Там, наверное, сейчас тепло, пахнет дынями, песок обжигает ступни, на набережной негде мандарину упасть, но по утрам или после дождя пляж пустынен и тих, обрывок газеты липнет к мокрому шезлонгу, редко вскрикивают чайки, море лежит недвижной равниной, мелкая волна шуршит у борта; вычерпав консервной банкой воду с днища, я снова берусь за весла, забирая влево, за буйки, она еле слышно повторяет свое неизменно «боюсь» — вот глупая! — я бросаю весла и сжимаю узкую теплую ладошку, легкий смех растворяется в солнечных бликах; а воздух вокруг и дальше, за маяком, настолько синий, что больно смотреть.
Предатель любви
Был Мальчик — худенький, скуластенький, краснеющий по любому поводу, с вырезанными гландами и следами от медицинских банок на спине, отчего он никогда не купался с мальчишками. У Мальчика было все, что полагается мальчику на этом свете — трезвый папа, усталая мама (поцелуй на ночь), уголок с игрушками в отдельной квартире, щенок по кличке Барс, коллекция марок, копилка в виде глиняной кошечки, выглаженный поутру красный галстук, хорошие отметки в дневнике и первые муки мужания, утоляемые в тоскливом одиночестве.

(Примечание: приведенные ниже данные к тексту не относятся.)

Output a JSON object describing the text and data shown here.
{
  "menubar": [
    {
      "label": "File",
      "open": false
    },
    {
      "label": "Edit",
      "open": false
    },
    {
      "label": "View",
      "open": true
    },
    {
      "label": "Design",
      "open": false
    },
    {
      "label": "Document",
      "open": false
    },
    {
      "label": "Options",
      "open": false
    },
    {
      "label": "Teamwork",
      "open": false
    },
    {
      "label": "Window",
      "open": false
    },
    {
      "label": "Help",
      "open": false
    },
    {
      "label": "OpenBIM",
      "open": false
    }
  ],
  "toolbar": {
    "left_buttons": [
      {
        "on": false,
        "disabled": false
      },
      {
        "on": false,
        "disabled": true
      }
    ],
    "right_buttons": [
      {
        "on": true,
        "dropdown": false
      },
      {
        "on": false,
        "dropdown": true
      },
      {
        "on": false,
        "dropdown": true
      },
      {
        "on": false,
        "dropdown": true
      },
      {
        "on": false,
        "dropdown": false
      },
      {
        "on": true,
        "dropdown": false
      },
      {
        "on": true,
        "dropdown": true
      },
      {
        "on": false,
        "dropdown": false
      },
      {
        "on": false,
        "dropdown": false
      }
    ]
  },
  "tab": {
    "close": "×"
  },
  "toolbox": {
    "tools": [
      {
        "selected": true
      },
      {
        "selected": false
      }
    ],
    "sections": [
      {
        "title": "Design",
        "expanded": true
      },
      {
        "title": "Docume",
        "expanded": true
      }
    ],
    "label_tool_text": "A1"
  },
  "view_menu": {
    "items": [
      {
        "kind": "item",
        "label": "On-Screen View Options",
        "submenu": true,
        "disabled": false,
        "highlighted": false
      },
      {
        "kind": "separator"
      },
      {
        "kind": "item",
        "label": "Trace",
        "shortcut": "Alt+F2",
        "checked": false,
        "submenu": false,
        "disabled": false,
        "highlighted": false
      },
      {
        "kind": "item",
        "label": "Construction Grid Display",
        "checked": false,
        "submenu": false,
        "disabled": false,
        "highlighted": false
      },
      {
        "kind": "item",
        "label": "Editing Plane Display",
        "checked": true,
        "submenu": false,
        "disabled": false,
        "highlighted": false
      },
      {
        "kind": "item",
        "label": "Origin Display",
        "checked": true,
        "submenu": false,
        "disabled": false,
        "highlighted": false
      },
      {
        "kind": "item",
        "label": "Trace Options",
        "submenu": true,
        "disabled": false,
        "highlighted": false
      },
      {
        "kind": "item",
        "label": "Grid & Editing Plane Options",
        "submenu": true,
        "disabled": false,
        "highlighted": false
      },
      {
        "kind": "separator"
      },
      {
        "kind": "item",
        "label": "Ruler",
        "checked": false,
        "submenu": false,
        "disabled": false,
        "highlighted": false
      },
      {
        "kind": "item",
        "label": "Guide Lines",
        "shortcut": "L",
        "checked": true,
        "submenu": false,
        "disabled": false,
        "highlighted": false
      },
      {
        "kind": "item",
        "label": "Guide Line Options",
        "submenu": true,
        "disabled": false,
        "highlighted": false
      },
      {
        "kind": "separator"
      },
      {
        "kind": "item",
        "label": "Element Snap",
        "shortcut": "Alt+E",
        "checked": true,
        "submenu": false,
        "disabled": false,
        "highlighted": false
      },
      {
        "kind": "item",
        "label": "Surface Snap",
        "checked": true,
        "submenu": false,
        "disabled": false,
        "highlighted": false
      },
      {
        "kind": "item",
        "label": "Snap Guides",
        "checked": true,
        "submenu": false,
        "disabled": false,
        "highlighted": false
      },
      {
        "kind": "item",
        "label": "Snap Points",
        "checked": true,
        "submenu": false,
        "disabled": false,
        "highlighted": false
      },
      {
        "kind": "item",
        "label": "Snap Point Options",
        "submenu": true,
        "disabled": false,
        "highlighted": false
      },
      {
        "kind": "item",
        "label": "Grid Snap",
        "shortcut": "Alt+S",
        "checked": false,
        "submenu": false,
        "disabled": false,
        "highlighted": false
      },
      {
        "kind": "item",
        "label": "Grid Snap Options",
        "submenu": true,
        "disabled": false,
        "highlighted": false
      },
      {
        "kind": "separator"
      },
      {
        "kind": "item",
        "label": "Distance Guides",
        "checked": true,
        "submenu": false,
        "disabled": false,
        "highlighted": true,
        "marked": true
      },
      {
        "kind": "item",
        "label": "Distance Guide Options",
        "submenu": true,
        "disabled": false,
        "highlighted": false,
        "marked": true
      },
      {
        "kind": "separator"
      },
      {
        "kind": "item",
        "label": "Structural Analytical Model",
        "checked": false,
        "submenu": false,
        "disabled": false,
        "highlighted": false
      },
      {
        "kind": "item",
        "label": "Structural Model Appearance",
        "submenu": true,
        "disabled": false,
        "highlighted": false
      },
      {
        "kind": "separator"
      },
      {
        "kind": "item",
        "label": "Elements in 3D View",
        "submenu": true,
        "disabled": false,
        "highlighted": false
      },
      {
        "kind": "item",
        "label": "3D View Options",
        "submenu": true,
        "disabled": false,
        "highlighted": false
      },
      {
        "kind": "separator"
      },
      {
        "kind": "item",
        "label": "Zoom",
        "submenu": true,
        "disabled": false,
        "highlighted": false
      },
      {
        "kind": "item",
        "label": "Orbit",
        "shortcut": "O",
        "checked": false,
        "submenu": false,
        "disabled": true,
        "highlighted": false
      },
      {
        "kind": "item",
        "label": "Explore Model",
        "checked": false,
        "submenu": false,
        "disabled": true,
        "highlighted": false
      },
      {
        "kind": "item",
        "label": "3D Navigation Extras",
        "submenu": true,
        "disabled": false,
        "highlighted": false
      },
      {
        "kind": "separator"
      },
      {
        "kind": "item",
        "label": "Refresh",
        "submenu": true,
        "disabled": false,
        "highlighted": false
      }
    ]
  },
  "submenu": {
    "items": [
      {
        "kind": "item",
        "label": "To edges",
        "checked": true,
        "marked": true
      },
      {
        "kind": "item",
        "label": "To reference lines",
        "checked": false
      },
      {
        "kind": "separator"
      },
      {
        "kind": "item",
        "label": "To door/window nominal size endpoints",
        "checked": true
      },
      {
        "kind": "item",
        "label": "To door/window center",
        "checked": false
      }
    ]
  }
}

И была девочка — полукровка, безотцовщина, с рано развившимися формами и обрезанной косой, круглой мордашкой, блестящими глазками и круглым же именем. Они жили в одном дворе: Оля в двухэтажном бараке, где в коридорах воняло жареной рыбой, керосином и кошками; он — в кирпичной пятиэтажке, куда он переехал из того же барака, — из грязи в князи, болтали во дворе. Благоустроенное жилье имело очевидные выгоды — с балкона он видел ее окно и Олину мать, высокую, простоволосую, всю из себя видную, которая имела привычку не задергивать шторки перед сном. Папа твердо обещал ему бинокль, если закончит четверть на пятерки, и Мальчик налег на учебу, поражая учителей своей памятью. Он уже трогал ее грудь, два пугливых зайчонка с маленькими и твердыми, как горошины, сосочками в узком тупике за дощатыми сараями. Его поражало, что при этом она беспрерывно жевала шоколадные конфеты, которые он брал без спроса в мамином буфете. Мальчик решил, что влюблен.
Был еще друг Ренат — курчавый крепыш в кедах на босу ногу, одноклассник и двоечник. Родители его, сосланные татары, жили в том же бараке, что и Олечка. Ренат имел три очевидных достоинства: отжимался на турнике одиннадцать раз, курил взатяжку и презирал девчонок. Свистел им вслед, дергал за косы и тому подобное. О, двоечник — тяжкое бремя геройства. Ему-то и было по величайшему секрету сообщено. Разговор происходил за бараком, в мужском сортире, кособоком, крашеном известью дощатом строении, на стенах которого выделялись решительные подписи к правдивым рисункам. Жужжали мухи. Ренат поднял Мальчика на смех: он лазил ей под маечку чуть ли не каждый день (лифчика Олечка еще не носила), причем бесплатно. Называл он это довольно цинично — «зажимбол». Дружбе едва не пришел конец. Мальчик был уязвлен, у него защипало в носу и стало до слез жалко шоколадных конфет. «Да плюнь ты! — посоветовал друг, добавив басом: — Все они, бабы, одинаковые!» Фраза поразила, в ней была простота, оптимизм и, возможно, истина. Любовь рассеялась, как дым от сигареты, выкуренной по-взрослому, взатяжку. Однако ранка саднила, он шмыгнул носом. Ренат щелчком отправил окурок в дыру, гаркнул: «Эс-эс-эс-эр, два очка!», хлопнул по плечу и поволок расстроенного товарища в барак. Мальчик упирался. Но Ренат был сильнее. Он отжимался одиннадцать раз на турнике и был, несомненно, настоящим другом.